Low Count Anomaly Detection

Today I learned about a way of improving anomaly detection (AD) in low volume sales data in this paper.

The main idea was that sometimes when working with time series data, the magnitude of the values can be quite small resulting in a high signal-to-noise ratio. They inspected how a number of common anomaly detection perform when the magnitude is pretty small.

Their primary finding was that at low volumes, most AD methods struggle but the accuracy can be improved by smoothing the anomaly metric (although this creates a lag effect).

Main Ideas

Generate Synthetic Count Data

To test this idea out, they generated some synthetic data using a Poisson distribution . The Poisson distribution gives the probability of a number of events happening in an interval of time (assuming the events are independent). The Poisson distribution only needs a single parameter $\lambda$ which describes the rate at which events happen. We can write some simple python code to recreate this.

import numpy as np

def generate_periodic_poisson_data(periods, frequency, magnitude):
    time = np.arange(periods)
    lambda_param = magnitude * (1 + np.cos(2 * np.pi * time / frequency))
    data = np.random.poisson(lambda_param)
    return data, lambda_param

periods = 50  # Number of periods
frequency = 10  # Frequency of the periodic signal
magnitude = 3.0  # Maximum magnitude of the lambda parameter

count_data, lambda_param = generate_periodic_poisson_data(periods, frequency, magnitude)

Switch on Anomalies using Markov Chain

The above gives the simple synthetic data with no anomalies. To simulate anomalies, we use a Markov chain to determine when we will apply a reduction to the $\lambda$ parameter.

A Markov chain is a simple mathematical model that describes the probability of switching between states (where the probability of switching depends only on the current state).
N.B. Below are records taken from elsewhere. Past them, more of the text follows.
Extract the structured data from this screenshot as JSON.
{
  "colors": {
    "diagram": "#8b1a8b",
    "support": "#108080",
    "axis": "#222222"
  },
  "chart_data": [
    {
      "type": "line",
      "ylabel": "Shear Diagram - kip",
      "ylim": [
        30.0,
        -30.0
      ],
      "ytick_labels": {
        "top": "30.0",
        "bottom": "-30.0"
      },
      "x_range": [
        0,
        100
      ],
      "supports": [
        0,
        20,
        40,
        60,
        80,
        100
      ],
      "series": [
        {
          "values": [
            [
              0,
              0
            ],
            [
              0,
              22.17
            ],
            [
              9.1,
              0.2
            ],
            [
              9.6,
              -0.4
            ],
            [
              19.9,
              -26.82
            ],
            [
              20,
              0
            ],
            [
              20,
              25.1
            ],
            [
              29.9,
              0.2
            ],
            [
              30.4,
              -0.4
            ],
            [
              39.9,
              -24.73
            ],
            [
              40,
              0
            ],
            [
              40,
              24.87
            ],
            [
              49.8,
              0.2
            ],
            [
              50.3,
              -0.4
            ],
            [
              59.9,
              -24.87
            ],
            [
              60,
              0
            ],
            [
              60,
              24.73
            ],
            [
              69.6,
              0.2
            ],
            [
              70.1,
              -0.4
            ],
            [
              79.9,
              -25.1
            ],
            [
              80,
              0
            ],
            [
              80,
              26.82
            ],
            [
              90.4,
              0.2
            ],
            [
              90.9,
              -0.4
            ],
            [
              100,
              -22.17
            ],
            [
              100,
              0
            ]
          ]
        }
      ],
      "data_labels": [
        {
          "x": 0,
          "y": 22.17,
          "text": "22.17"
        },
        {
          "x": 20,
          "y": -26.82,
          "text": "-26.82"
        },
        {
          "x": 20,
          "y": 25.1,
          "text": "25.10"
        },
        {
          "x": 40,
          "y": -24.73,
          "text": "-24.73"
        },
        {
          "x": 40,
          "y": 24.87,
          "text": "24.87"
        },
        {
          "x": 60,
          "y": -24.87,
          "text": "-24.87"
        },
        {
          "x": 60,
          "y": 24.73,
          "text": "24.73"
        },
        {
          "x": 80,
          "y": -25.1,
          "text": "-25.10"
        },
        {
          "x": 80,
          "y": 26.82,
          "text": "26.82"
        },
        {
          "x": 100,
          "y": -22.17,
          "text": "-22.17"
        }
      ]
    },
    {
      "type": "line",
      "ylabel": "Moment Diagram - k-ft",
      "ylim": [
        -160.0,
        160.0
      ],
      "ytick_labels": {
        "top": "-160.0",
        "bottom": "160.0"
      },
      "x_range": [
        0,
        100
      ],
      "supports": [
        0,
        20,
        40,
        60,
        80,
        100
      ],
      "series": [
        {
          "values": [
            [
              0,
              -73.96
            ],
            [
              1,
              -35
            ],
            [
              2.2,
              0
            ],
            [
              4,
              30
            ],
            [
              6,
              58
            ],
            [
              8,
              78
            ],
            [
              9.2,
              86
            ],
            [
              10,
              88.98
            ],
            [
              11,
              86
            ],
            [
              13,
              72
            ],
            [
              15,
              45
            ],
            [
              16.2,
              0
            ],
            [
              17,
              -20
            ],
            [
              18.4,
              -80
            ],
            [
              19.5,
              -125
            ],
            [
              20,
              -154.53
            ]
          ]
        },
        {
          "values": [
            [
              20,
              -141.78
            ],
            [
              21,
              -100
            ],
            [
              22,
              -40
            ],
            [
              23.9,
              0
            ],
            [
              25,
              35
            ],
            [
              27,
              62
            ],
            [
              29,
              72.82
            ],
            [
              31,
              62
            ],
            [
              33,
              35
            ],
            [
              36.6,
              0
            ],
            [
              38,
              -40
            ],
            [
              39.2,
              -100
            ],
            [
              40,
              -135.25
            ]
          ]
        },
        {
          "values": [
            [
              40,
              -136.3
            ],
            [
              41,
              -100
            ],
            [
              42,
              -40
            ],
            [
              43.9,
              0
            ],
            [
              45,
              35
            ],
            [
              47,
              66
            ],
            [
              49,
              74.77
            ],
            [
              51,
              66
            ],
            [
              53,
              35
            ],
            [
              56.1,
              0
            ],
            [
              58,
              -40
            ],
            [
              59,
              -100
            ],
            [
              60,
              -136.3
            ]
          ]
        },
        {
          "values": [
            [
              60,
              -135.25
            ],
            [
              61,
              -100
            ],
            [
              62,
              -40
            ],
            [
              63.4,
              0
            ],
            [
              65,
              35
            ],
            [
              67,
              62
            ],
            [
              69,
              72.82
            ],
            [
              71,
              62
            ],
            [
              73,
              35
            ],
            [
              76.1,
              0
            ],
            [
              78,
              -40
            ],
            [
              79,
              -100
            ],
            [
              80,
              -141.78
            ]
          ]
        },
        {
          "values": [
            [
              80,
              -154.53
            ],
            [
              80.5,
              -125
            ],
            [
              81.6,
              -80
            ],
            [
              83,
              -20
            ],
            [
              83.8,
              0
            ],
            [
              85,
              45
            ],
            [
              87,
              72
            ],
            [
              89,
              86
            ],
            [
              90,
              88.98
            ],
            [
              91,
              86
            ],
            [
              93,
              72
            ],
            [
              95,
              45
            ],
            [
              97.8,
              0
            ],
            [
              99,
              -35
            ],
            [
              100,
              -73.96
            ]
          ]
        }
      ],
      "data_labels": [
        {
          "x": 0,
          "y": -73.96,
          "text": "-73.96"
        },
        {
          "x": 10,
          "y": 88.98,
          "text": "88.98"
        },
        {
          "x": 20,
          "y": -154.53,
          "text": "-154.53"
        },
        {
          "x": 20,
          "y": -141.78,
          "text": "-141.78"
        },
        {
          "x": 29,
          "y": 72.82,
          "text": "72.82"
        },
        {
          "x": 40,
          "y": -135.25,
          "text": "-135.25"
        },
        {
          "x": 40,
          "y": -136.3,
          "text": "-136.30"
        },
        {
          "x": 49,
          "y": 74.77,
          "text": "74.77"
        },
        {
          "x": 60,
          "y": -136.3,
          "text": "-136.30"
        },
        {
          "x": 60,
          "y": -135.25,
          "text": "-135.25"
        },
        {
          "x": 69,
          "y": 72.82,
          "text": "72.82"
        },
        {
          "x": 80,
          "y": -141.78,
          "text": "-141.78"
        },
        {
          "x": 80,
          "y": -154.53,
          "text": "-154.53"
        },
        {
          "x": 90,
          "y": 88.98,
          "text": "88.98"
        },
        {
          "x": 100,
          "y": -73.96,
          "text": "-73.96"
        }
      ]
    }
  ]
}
It is made of the following four probabilities:

Transition probability from “Anomalies Off” to “Anomalies Off”.
Transition probability from “Anomalies Off” to “Anomalies On”.
Transition probability from “Anomalies On” to “Anomalies Off”.
Transition probability from “Anomalies On” to “Anomalies On”.

This simple method allows the authors to have the anomalies switch on and off randomly (but with predictable frequency).

Forecasting AD performs best at low counts

They look at a selection of different AD algorithms and find that the best method is to use a forecasting algorithm and take the difference between truth and prediction as a metric. At very low count volume, all of the methods perform effectively no better than random.

They also note that some methods struggle due to memory effects i.e. the second time they see anomalies they will be ignored since they have been seen previously. This requires a bit of extra logic to try and remove this effect.

Smoothing improves accuracy but adds a lag

The authors found that by applying an exponentially weighted moving average to the anomaly metric they could improve the accuracy of the method.

However this came at a cost that it introduces a lag effect that the algorithm is slower to recognise the first anomalous points. Also, once the anomalous period ends, the early points are likely to be false positives due to the smoothing.